Gesprächsthemen waren laut Bugnyar vor allem der Rechtsstatus christlicher Einrichtungen zur Zeit der Gründung des Hospizes, als das damalige Palästina noch Teil des Osmanischen Reiches war, und die rechtlichen Implikationen im laufenden Verfahren zur Erlangung einer Baulizenz zur Errichtung eines Nebengebäudes auf dem Areal des Hospizes, das Raum für weitere zwölf Gästezimmer schaffen soll.
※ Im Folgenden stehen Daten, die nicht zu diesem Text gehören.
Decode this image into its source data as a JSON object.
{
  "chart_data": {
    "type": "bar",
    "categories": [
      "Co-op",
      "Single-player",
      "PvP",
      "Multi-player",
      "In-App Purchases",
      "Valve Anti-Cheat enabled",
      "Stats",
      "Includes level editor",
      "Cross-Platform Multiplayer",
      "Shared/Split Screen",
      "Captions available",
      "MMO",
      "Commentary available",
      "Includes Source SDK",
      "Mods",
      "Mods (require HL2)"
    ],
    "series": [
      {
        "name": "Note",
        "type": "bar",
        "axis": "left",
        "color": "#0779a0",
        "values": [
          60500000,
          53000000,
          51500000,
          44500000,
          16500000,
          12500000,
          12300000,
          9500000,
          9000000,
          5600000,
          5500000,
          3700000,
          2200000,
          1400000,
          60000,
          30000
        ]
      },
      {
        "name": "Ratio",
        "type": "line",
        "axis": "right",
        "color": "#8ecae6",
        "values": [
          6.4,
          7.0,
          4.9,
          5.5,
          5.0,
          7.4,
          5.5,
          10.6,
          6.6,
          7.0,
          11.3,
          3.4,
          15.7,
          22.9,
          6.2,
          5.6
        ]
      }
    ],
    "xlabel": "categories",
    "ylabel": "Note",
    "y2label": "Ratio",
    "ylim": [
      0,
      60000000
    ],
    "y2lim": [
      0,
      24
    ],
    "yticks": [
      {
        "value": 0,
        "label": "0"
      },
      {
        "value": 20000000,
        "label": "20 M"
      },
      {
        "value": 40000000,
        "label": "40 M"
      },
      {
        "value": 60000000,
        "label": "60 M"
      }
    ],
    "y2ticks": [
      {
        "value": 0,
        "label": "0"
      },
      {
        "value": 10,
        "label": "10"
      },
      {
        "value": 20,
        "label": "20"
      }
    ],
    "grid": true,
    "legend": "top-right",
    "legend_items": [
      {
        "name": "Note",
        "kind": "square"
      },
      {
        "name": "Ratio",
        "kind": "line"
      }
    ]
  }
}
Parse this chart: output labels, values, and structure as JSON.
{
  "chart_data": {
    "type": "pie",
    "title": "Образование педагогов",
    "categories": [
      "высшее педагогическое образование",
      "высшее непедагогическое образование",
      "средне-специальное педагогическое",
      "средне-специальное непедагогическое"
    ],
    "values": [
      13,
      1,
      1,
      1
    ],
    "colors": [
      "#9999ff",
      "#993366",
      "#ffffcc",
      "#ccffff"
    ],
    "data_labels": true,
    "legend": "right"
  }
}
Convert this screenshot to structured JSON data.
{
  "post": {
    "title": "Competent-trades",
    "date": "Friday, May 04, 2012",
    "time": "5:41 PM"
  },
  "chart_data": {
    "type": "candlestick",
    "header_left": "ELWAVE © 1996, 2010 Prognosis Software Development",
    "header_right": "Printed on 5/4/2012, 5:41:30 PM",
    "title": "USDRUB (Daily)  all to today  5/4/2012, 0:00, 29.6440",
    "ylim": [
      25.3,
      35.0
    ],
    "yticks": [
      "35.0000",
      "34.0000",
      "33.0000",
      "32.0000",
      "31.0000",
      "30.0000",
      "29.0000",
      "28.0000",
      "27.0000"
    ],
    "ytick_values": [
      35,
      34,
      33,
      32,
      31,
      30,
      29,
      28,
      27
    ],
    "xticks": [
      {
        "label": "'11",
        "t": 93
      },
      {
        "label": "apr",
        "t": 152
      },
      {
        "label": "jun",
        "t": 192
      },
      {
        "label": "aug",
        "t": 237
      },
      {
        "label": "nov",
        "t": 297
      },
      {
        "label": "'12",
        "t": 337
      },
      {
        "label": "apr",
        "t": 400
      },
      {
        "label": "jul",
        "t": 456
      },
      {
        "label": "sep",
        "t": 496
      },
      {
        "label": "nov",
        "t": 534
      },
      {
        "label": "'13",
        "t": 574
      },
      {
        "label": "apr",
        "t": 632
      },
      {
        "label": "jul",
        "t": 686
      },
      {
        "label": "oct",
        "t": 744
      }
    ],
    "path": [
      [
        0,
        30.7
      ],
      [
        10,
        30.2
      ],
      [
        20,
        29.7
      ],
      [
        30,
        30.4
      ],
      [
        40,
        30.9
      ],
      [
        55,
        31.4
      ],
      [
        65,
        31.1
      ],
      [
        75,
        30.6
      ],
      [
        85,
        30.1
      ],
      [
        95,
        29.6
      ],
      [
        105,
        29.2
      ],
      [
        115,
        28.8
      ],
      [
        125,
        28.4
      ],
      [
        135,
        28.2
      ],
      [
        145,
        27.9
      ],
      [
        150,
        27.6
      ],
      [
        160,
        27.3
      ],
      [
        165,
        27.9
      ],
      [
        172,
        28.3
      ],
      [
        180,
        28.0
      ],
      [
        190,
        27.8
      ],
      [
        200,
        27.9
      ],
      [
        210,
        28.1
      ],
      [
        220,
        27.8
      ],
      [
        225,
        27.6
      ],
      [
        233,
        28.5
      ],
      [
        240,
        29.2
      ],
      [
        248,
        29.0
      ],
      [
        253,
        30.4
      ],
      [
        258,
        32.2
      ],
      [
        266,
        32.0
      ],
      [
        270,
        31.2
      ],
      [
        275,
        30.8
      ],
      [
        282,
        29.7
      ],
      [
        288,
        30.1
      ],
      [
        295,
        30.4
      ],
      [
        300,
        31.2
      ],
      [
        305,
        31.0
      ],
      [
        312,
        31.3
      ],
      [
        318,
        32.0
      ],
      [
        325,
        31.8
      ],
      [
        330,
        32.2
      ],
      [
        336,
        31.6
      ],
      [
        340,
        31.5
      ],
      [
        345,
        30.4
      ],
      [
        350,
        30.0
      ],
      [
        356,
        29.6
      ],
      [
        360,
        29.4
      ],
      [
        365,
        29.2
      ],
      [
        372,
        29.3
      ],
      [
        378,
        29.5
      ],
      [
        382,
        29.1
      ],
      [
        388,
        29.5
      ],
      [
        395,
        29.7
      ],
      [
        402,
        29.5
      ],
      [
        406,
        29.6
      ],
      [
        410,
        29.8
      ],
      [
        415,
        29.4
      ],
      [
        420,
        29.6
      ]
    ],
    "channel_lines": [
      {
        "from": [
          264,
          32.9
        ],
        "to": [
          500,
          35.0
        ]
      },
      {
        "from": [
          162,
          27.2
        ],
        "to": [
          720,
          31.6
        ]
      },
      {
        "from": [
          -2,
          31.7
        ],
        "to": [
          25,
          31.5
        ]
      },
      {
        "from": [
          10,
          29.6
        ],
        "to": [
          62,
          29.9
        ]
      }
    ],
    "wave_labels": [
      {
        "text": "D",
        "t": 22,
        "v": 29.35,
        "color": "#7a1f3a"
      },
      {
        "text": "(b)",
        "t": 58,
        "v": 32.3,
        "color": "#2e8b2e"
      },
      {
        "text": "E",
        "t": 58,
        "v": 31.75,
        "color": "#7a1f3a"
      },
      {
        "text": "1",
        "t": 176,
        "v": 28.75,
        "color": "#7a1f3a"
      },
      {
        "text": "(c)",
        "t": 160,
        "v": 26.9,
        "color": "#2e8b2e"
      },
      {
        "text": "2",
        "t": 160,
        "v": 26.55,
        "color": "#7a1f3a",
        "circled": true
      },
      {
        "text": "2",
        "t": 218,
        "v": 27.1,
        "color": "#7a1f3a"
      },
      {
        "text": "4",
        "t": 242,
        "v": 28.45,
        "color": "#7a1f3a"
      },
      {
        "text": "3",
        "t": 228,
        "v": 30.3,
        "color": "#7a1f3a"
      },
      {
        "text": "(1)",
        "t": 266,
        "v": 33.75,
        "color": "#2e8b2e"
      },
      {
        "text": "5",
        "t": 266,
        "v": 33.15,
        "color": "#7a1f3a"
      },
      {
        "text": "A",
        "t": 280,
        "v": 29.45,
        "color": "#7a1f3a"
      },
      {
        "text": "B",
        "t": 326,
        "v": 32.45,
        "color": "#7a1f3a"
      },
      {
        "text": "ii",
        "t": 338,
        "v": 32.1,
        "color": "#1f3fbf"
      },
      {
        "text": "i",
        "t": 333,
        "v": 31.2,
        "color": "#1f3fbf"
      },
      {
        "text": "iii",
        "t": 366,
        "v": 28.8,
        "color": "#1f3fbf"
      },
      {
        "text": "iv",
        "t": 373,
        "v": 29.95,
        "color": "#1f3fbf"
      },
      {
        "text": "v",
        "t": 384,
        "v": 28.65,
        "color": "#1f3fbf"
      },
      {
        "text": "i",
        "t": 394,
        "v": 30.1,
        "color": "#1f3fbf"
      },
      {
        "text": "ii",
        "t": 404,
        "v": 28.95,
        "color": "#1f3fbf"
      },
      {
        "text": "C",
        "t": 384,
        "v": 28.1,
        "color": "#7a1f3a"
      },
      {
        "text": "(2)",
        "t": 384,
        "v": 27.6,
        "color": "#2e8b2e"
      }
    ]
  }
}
"Die Erhöhung unserer Bettenzahl scheint angesichts der stetig steigenden Nachfrage der Pilger vor allem aus Österreich absolut notwendig. Mit dieser mutigen Entscheidung unseres Kuratoriums soll die wirtschaftliche Rentabilität des Hospizes auch für das 21. Jahrhundert gesichert werden können", so der Rektor gegenüber "Kathpress".
Das in der Jerusalemer Altstadt an der Via Dolorosa gelegene Österreichische Hospiz ist das älteste nationale Pilgerhaus im Heiligen Land. Es ist eine Stiftung der katholischen Kirche in Österreich mit dem jeweiligen Wiener Erzbischof - aktuell Kardinal Christoph Schönborn - als Protektor. Das Hospiz wurde 1985 von Israel wieder seinem österreichischen kirchlichen Eigentümer zurückgegeben.